Baz Thompson, Metro Bank’s Head of Fraud & Investigations, said. “We had a customer who originally lost over £56,000 just by initially responding to a random email. The email progressed into a telephone relationship over the course of several month with a lady scammer. He never met the lady, video calls always failed – all he had was a photo.

“The first payment request was just for a few hundred pounds – he was happy to help as she seemed in genuine need. By the time he started to get suspicious, he had made over 80 payments in less than six months and had lost nearly £57,000. We were able to help him recover more than £31,000 but the loss was still significant.”

How to protect yourself

When online dating always be wary of any profile pictures that look too good to be true, or like they might have been AI-generated. If in doubt, ask the person you’re talking to if they will send you another photo or two.

Warning bells should ring if they make endless excuses as to why they can’t meet up in person, and even more so if they request any money, however well you think you know them.

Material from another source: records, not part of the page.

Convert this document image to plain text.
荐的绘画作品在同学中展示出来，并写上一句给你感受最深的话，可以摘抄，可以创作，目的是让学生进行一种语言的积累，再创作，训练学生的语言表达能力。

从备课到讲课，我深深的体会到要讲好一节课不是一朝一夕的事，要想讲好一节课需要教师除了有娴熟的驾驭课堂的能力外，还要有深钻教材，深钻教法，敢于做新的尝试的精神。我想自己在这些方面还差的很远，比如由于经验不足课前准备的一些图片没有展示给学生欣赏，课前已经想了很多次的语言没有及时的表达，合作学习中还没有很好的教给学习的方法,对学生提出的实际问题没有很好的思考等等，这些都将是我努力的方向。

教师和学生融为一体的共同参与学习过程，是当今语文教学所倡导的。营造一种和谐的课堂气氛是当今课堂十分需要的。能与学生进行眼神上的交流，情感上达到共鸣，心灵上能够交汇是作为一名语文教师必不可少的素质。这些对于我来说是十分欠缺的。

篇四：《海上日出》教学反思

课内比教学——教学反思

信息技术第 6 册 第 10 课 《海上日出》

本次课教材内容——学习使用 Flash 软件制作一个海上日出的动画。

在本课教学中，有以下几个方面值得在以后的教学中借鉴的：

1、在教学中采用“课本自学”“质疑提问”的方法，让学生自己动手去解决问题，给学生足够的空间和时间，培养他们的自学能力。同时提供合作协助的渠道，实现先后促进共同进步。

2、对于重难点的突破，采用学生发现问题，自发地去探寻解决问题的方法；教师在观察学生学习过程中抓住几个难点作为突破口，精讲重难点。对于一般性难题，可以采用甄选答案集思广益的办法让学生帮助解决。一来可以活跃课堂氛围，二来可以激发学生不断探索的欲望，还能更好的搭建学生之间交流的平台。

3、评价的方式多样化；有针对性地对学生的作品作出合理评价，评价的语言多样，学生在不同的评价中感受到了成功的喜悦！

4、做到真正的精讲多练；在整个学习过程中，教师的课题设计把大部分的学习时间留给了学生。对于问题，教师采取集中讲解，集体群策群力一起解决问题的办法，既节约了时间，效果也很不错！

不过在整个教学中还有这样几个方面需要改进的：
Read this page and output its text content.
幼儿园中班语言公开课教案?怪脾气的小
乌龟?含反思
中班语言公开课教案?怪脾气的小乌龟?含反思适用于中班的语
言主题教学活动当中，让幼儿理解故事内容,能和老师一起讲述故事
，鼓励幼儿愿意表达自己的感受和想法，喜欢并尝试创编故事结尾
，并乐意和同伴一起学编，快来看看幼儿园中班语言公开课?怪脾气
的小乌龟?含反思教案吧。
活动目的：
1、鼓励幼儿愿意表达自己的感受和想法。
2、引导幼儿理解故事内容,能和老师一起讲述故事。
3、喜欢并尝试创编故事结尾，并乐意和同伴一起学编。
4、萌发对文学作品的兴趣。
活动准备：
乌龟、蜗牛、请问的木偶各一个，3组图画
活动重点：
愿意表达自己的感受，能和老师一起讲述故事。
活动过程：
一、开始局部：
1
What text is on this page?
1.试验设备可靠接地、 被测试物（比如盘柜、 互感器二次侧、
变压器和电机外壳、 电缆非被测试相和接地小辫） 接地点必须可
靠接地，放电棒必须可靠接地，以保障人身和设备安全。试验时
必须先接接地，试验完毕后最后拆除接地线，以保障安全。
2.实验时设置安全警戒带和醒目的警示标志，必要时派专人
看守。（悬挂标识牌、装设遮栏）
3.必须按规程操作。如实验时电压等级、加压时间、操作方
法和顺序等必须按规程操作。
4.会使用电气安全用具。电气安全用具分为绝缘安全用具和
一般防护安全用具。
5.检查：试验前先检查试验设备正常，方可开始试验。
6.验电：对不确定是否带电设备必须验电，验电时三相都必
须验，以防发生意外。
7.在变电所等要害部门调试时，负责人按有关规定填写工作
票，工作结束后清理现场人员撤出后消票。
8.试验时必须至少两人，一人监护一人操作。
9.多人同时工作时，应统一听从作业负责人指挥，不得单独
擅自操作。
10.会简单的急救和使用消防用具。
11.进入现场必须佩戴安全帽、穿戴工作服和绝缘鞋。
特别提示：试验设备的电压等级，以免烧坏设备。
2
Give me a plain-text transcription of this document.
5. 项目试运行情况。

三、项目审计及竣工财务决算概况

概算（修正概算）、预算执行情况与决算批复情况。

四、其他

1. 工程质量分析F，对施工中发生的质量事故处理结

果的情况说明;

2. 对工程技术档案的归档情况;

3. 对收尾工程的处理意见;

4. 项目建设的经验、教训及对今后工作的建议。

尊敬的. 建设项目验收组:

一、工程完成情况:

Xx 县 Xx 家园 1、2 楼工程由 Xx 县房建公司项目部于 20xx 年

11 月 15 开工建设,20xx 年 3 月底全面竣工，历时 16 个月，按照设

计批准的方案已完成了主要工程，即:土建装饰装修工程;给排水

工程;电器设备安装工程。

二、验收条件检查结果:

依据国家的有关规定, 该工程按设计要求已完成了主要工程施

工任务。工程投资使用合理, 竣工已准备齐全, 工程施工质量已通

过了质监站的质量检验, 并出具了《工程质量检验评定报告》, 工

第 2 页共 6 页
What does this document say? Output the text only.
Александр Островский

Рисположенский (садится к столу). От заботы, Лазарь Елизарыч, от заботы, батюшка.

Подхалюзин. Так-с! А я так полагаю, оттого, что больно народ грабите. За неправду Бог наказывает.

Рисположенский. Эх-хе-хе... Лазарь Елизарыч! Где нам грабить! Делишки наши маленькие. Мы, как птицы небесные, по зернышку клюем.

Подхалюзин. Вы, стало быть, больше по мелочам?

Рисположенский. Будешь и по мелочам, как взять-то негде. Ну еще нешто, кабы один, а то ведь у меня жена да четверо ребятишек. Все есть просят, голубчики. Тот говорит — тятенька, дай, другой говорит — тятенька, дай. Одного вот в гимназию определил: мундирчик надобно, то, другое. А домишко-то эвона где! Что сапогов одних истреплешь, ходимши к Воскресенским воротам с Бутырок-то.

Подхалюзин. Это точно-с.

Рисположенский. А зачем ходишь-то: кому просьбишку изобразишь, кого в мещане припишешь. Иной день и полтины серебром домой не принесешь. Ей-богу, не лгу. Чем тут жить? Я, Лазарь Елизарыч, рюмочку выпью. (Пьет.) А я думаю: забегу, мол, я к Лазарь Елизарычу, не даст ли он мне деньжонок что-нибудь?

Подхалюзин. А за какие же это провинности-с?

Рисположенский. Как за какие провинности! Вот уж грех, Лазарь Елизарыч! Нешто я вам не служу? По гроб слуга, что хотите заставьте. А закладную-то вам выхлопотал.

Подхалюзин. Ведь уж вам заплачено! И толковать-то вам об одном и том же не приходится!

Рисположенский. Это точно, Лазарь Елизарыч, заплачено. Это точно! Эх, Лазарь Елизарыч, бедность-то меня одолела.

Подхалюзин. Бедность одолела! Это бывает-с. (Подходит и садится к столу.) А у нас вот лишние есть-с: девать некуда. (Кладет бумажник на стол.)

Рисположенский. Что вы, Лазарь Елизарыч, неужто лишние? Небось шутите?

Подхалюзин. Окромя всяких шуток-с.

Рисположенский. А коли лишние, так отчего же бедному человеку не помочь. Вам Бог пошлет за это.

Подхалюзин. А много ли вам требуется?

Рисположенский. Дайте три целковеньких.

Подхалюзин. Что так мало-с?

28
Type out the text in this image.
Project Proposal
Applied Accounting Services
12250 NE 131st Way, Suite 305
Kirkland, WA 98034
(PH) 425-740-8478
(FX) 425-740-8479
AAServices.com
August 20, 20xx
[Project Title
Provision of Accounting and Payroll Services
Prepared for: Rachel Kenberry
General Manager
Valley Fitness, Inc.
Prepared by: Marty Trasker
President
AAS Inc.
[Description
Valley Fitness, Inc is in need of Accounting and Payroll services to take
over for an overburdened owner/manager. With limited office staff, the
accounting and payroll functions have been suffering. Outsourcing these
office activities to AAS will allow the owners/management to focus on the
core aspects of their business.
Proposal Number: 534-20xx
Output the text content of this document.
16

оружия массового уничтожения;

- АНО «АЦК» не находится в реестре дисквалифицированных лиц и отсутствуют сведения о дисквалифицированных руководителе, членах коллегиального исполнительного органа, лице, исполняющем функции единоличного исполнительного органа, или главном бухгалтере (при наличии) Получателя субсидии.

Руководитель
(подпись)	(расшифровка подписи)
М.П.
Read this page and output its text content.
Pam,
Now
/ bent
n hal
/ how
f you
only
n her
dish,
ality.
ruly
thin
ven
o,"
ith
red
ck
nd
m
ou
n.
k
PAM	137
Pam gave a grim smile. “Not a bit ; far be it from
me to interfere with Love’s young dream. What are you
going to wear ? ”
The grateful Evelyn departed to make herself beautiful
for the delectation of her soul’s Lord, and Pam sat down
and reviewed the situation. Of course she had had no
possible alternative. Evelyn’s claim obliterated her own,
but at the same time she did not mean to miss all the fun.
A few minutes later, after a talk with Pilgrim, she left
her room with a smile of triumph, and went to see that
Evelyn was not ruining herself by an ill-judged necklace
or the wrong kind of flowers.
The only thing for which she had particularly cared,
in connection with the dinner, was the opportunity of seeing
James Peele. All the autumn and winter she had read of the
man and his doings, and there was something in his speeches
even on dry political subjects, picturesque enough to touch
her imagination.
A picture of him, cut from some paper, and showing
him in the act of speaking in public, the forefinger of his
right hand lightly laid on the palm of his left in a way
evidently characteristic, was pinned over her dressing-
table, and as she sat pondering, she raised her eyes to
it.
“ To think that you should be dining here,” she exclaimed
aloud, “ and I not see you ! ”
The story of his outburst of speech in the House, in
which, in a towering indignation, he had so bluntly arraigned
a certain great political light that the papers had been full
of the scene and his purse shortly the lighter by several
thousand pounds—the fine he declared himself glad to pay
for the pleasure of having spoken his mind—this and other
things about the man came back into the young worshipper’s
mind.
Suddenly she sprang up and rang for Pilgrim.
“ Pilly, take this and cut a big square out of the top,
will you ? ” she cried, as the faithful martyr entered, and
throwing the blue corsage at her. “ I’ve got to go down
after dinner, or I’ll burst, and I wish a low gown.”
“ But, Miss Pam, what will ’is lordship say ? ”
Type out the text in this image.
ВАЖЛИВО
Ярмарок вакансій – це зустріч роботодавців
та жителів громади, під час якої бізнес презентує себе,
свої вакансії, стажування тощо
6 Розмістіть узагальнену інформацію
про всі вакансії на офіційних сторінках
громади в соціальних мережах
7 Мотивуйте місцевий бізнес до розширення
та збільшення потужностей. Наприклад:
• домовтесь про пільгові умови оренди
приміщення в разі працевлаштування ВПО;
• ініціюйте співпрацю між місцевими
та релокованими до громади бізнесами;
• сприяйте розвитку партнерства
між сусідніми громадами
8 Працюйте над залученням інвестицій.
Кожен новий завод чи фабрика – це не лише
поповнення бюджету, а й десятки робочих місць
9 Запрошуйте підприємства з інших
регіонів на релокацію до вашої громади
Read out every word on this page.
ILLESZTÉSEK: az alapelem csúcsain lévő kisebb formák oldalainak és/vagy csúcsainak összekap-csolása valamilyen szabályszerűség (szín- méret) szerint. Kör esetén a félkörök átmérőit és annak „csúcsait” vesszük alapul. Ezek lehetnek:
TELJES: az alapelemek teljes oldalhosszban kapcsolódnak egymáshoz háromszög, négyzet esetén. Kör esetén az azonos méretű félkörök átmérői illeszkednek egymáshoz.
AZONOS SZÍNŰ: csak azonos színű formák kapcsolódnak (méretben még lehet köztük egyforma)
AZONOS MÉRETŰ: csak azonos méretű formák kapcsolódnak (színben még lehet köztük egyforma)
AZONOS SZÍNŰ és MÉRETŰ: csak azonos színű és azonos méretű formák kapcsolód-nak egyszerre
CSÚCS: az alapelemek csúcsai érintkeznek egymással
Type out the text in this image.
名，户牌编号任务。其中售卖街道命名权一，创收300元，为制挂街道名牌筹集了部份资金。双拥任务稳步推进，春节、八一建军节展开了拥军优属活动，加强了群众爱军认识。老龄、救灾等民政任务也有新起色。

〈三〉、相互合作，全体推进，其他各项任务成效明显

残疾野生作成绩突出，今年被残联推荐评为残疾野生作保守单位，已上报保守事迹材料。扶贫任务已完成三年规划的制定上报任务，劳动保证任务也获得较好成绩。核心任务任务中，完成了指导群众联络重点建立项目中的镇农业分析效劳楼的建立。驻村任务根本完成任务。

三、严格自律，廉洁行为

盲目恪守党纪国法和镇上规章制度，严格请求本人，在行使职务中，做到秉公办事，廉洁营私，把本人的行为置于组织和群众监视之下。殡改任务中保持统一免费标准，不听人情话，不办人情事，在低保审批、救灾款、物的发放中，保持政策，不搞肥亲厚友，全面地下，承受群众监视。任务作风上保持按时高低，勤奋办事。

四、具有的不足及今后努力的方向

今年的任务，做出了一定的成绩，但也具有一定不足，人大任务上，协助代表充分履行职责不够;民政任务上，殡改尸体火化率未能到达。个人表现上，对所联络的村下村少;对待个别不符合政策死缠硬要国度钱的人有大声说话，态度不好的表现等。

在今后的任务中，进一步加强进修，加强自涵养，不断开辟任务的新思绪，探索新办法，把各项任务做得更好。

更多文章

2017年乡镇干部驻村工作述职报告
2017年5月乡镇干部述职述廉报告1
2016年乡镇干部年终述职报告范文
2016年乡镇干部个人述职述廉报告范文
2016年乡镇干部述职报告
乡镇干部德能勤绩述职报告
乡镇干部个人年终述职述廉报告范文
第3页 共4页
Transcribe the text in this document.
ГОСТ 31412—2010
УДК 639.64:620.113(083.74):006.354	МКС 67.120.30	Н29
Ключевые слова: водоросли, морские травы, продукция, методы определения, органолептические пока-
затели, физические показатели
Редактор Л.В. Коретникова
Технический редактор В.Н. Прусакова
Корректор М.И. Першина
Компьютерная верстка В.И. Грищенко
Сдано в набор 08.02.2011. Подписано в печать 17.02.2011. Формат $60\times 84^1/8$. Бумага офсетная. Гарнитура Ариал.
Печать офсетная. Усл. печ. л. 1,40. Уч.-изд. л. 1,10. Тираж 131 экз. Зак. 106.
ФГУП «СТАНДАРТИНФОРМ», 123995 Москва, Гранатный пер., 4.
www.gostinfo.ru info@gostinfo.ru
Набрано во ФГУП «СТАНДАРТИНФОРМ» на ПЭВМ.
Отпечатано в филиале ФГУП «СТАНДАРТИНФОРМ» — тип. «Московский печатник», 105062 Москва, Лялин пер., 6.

If in doubt, it’s always a good idea to speak to a friend and get their opinion as to whether the person you’re dealing with could be a scammer. Finally, don’t share too much information about yourself and if you think you have falling victim to a scam, contact your bank immediately and report it to ActionFraud which is the UK’s national fraud and cybercrime reporting centre, either via its website or by calling 0300 123 2040 (Monday to Friday 8am – 8pm).